By Molly Seifert | October 1, 2004 | Page 11

AS YOU drive into Kentucky, you'll be greeted by a cheery road sign that reads: Kentucky, Where Education Pays. Maybe it should read, Where Teachers Pay. Earlier this month, Kentucky Gov. Ernie Fletcher announced plans to change the state's health insurance for teachers, school employees and state workers beginning January 2005.

Kentucky teachers' salaries rank 40th in the nation, yet they pay the highest health insurance costs. The new plan will force state employees to pay even higher premiums and deductibles, while reducing benefits.
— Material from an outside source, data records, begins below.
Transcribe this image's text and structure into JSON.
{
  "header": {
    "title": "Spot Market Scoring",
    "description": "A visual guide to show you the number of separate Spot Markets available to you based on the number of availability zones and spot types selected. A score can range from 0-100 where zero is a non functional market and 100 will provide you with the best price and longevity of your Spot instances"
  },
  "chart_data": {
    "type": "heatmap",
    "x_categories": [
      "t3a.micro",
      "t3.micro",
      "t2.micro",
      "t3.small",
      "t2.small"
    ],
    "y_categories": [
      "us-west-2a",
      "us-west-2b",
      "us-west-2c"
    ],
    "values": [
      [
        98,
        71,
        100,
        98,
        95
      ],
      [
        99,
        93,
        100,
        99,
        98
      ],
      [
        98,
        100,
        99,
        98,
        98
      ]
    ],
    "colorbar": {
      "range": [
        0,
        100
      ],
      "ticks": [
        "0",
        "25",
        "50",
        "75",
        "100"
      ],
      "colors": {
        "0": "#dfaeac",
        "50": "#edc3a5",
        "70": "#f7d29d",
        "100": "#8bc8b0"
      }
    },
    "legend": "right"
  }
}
A huge outcry followed the governor's announcement of the new plan as state workers were supposed to begin enrolling in the new health insurance plan September 27. Rank-and-file members of the Kentucky Education Association (KEA) organized a walk-out on that date, forcing 23 school districts to close in protest of Fletcher's plan.

The action has already forced Fletcher to retreat, calling legislators to the capitol for a special session on October 5 to help craft another health insurance plan for 2005. Against the wishes of KEA president Francis Steenburgen, rank-and-file KEA members voted in favor of a state-wide indefinite strike beginning on October 27 if the new health insurance plan doesn't restore current benefits.
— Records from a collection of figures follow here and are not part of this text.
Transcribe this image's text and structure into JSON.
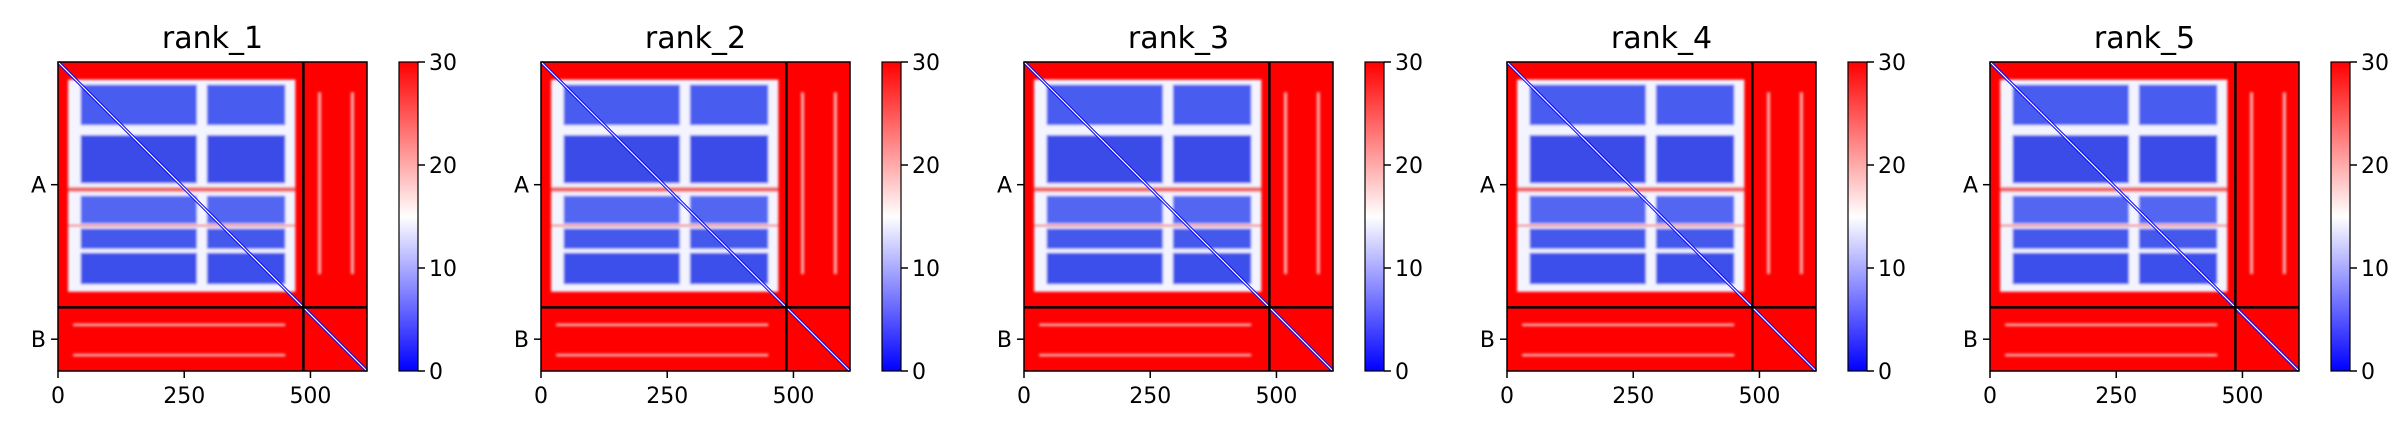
{
  "chart_data": {
    "type": "heatmap",
    "x_ticks": [
      0,
      250,
      500
    ],
    "x_range": [
      0,
      612
    ],
    "chains": [
      {
        "label": "A",
        "end": 486
      },
      {
        "label": "B",
        "end": 612
      }
    ],
    "colorbar": {
      "min": 0,
      "max": 30,
      "ticks": [
        0,
        10,
        20,
        30
      ],
      "colors": [
        "#0000ff",
        "#ffffff",
        "#ff0000"
      ]
    },
    "panels": [
      {
        "title": "rank_1"
      },
      {
        "title": "rank_2"
      },
      {
        "title": "rank_3"
      },
      {
        "title": "rank_4"
      },
      {
        "title": "rank_5"
      }
    ]
  }
}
Steenburgen urged KEA members not to strike before the November elections and to take a "wait-and-see" approach. Disgusted Kentucky teachers rejected her pleadings, saying they have "waited and seen" long enough.
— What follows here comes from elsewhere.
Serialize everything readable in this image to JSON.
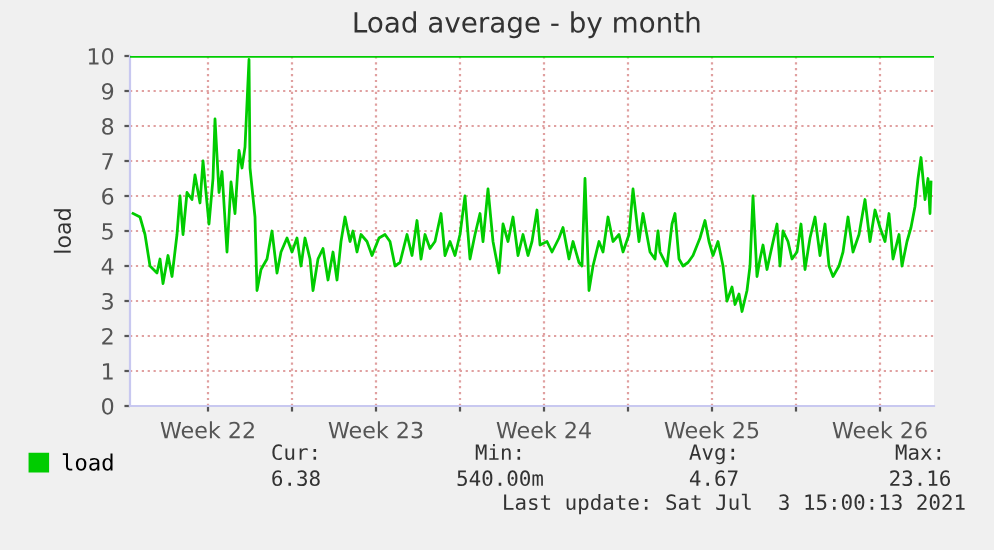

"I care about my family, I care about teaching, I care about my school, and I care about my fellow teachers," said Troy Styer, a Campbell County High School teacher. "I have both a bachelor's and a master's degree. Last year was my 16th year teaching. In addition to my teaching salary, I had four stipends for extra duties on my paycheck. My kids were still eligible for reduced lunch at their school, reduced lunch...Do you get it? This is the only job I ever wanted to have. I feel so bad [about the increased health costs]--and frankly at this point betrayed."

Kentucky educators and state employees must continue to organize independently of the KEA leadership and demand affordable health insurance now, not later.